На следующий день после первого и последнего городского собрания "демократов", Николай уже был в Союзе кооператоров, который размещался в каком-то дореволюционном офисе, переделанном большевиками под заводской Дом культуры. Работать сообща обоюдно желали и Карпов, и Камилов, так что общий язык они нашли сразу. То, что Николая "попросили" из комсомола, Шайдара не смутило, а почему-то обрадовало:
"Будешь работать в нашем Союзе кооператоров. Зачислим в штат референтом, а фактически будешь заниматься организацией партии сторонников рынка в республике. Я подниму своих людей через связи Союза кооператоров, ты - своих сторонников среди депутатов городского Совета".

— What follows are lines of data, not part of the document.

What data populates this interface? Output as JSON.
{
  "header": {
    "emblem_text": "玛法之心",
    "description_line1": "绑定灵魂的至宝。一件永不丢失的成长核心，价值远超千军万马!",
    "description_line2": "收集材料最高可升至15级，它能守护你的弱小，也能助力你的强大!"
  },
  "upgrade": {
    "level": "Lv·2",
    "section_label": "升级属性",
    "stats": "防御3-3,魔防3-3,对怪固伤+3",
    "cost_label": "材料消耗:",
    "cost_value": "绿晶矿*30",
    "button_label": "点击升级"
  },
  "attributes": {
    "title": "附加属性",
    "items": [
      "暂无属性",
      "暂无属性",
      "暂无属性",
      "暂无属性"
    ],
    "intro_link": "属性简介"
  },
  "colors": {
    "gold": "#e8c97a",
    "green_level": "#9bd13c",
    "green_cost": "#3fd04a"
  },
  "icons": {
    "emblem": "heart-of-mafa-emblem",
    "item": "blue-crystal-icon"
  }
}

На том и договорились. Вечером большинство вновь вступивших в ДПР, присутствовавших на скандальном собрании в университете, пришли на свое первое заседание в Союзе кооператоров. Были жаркие споры, но все сошлись во мнении, что если народофронтовцы не хотят конструктивной работы и довольствуются митинговщиной, то сторонникам союза интеллигенции и предпринимателей надо спокойно заседать отдельно. А если не получится заручиться поддержкой лидера ДПР Травкина, и присутствующие не смогут убедить популистов приступить к созданию серьезной организации, то придется работать самостоятельно. Партия - очень серьезное дело. И раз уж заявили о ее создании, то отступать некуда, надо всерьез браться за работу.
Кроме того, несмотря на заведомую провокационность газетных критиков, справедливость в их упреках была. Учитывать национальную и региональную специфику в своей политической деятельности обязательно требовалось. Особенно в условиях, когда в СМИ шла массированная обработка сознания для провозглашения суверенитета республики. В условиях разваливающейся экономики и бюджетов сепаратистскими лозунгами региональная власть спасала от Москвы надежную статью пополнения бюджета - нефть. Это было понятно, но и опасно для целостности страны, развития рынка и демократических свобод. Слепыми и немыми в этих условиях политическим активистам оставаться было преступно. Маханием флагов на митингах этой проблемы не решить. Ситуация требовала от политической организации выработки стратегии, подготовку законодательства, поиска своих сторонников среди избирателей.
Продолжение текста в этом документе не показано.